Curiosity Front Hazcam Right B image acquired on Sol 2013, April 5, 2018.
Credit: NASA/JPL-Caltech

Now in Sol 2014, NASA’s Mars Curiosity rover recently completed a drive of 125 feet (38 meters) reaching a location that researchers call Region 13 of Vera Rubin Ridge.

Curiosity Navcam Right B image taken on Sol 2013, April 5, 2018.
Credit: NASA/JPL-Caltech

Reports Roger Wiens, a geochemist at the Los Alamos National Laboratory in New Mexico: That spot has been subdivided into separate nearby sites, with the current one as B1, still near the edge of the hematite “hotspot” identified from orbit by the Compact Reconnaissance Imaging Spectrometer for Mars (CRISM) instrument on the Mars Reconnaissance Orbiter.

Float rocks

“Curiosity is flirting with the boundary of the mapped “Biwabik” quadrangle; pretty soon we will drive into it for a while and start using target names from northern Minnesota,” Wiens points out. “The Biwabik name was selected because of the city’s connection with the Mesabi Range, which contains large deposits of Precambrian iron ore.”

Curiosity Rear Hazcam Left B image taken on Sol 2013, April 5, 2018.
Credit: NASA/JPL-Caltech

The rover is back into the “Torridon” quad with Scottish names, a quad that Curiosity has been exploring most of the sols in the last several weeks. “The team is intrigued to see some fields of dark, blocky float rocks nearby,” Wiens adds.

Science duties

Curiosity’s planned science duties include Chemistry and Camera (ChemCam), Mastcam, Mars Hand Lens Imager (MAHLI), and Alpha Particle X-Ray Spectrometer (APXS) observations on “Lingarabay” and “Kinloch”.

Curiosity Mastcam Left image acquired on Sol 2012, April 4, 2018.
Credit: NASA/JPL-Caltech/MSSS

The robot’s Dust Removal Tool will be used on the first of the two targets, which will be an overnight APXS target.

MAHLI’s observation distances will be 25 centimeters and 5 centimeters. Mastcam’s right-side camera will stay busy, with a 5×1 mosaic on the “hematite hotspot”, a 2×1 on “Galloway”, a 5×1 on “Foula”, a 5×1 on “Suilven” (targeting grain sizes along a ripple crest) and a single image on “Arrochar.”

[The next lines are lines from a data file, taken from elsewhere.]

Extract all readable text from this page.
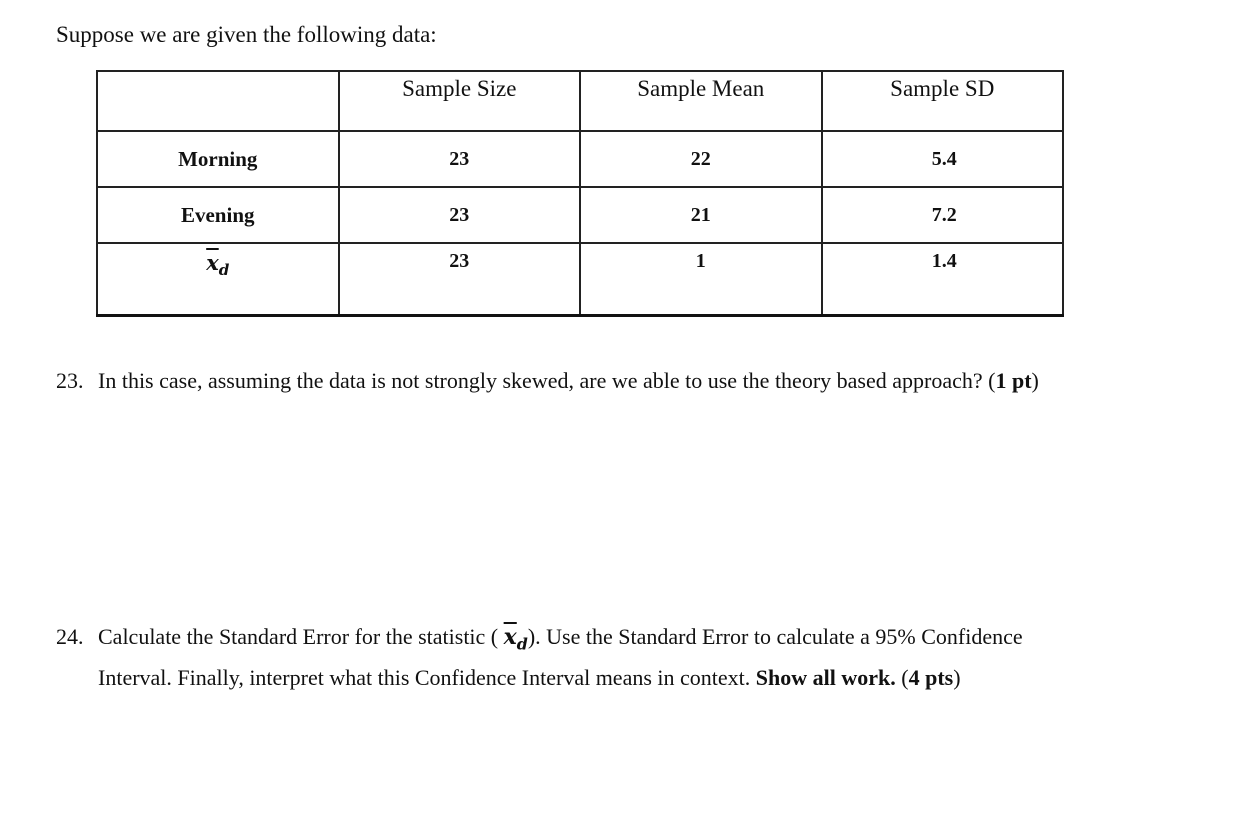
Suppose we are given the following data:
	Sample Size	Sample Mean	Sample SD
Morning	23	22	5.4
Evening	23	21	7.2
$\overline{x}_d$	23	1	1.4
23. In this case, assuming the data is not strongly skewed, are we able to use the theory based approach? (1 pt)
24. Calculate the Standard Error for the statistic ( $\overline{x}_d$). Use the Standard Error to calculate a 95% Confidence
Interval. Finally, interpret what this Confidence Interval means in context. Show all work. (4 pts)
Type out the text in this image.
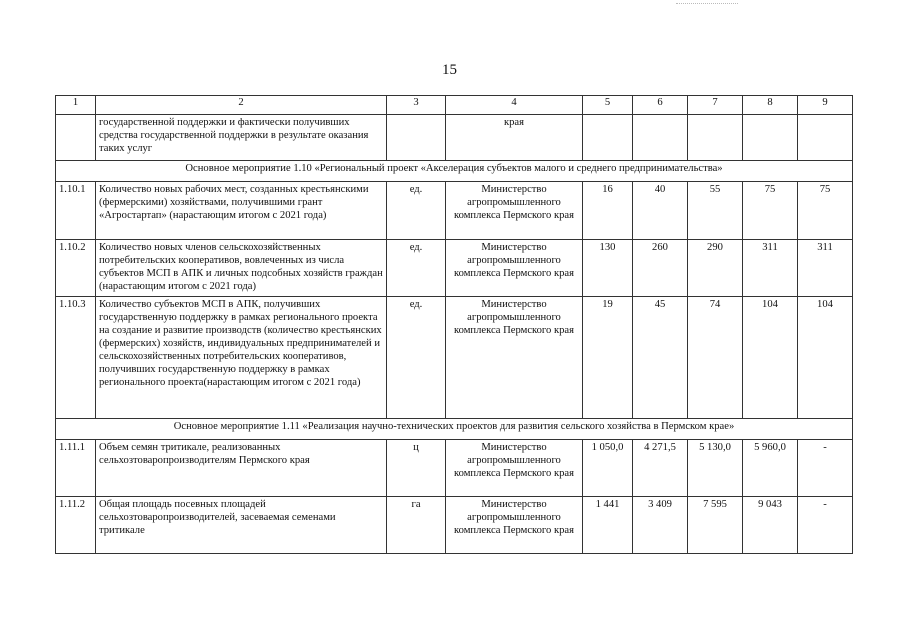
15
1	2	3	4	5	6	7	8	9
	государственной поддержки и фактически получивших средства государственной поддержки в результате оказания таких услуг		края					
Основное мероприятие 1.10 «Региональный проект «Акселерация субъектов малого и среднего предпринимательства»								
1.10.1	Количество новых рабочих мест, созданных крестьянскими (фермерскими) хозяйствами, получившими грант «Агростартап» (нарастающим итогом с 2021 года)	ед.	Министерство агропромышленного комплекса Пермского края	16	40	55	75	75
1.10.2	Количество новых членов сельскохозяйственных потребительских кооперативов, вовлеченных из числа субъектов МСП в АПК и личных подсобных хозяйств граждан (нарастающим итогом с 2021 года)	ед.	Министерство агропромышленного комплекса Пермского края	130	260	290	311	311
1.10.3	Количество субъектов МСП в АПК, получивших государственную поддержку в рамках регионального проекта на создание и развитие производств (количество крестьянских (фермерских) хозяйств, индивидуальных предпринимателей и сельскохозяйственных потребительских кооперативов, получивших государственную поддержку в рамках регионального проекта(нарастающим итогом с 2021 года)	ед.	Министерство агропромышленного комплекса Пермского края	19	45	74	104	104
Основное мероприятие 1.11 «Реализация научно-технических проектов для развития сельского хозяйства в Пермском крае»								
1.11.1	Объем семян тритикале, реализованных сельхозтоваропроизводителям Пермского края	ц	Министерство агропромышленного комплекса Пермского края	1 050,0	4 271,5	5 130,0	5 960,0	-
1.11.2	Общая площадь посевных площадей сельхозтоваропроизводителей, засеваемая семенами тритикале	га	Министерство агропромышленного комплекса Пермского края	1 441	3 409	7 595	9 043	-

Additional measurements, Wiens adds, include Dynamic Albedo of Neutrons (DAN) passive, Rover Environmental Monitoring Station (REMS) and Radiation Assessment Detector (RAD) acquisitions, Mastcam sun tau measurement, crater rim extinction, and calibration target observations as well as the rover making a drive direction 4×1 observation.

Curiosity Mars Hand Lens Imager (MAHLI) produced this image on Sol 2013, April 5, 2018.
Credit: NASA/JPL-Caltech/MSSS

Robot inhabitants

Wiens provided some interesting factoids: “Mars is the only known planet inhabited exclusively by active robots. It has been this way for over fourteen Earth years, with a cumulative total of twenty-six Earth years of roving by four vehicles. Together these rovers have logged over 70 kilometers of distance, well over half of that by the Opportunity rover. (Curiosity will likely hit the 20 kilometer mark later this year).

Credit: NASA/JPL-Caltech/Univ. of Arizona

Updated traverse map

A new Curiosity’s traverse map through Sol 2012 has been issued.

The map shows the route driven by NASA’s Mars rover Curiosity through the 2012 Martian day, or sol, of the rover’s mission on Mars (April 04, 2018).

Numbering of the dots along the line indicate the sol number of each drive. North is up. The scale bar is 1 kilometer (~0.62 mile).

From Sol 2009 to Sol 2012, Curiosity had driven a straight line distance of about 66.38 feet (20.23 meters), bringing the rover’s total odometry for the mission to 11.59 miles (18.65 kilometers).

The base image from the map is from the High Resolution Imaging Science Experiment Camera (HiRISE) in NASA’s Mars Reconnaissance Orbiter.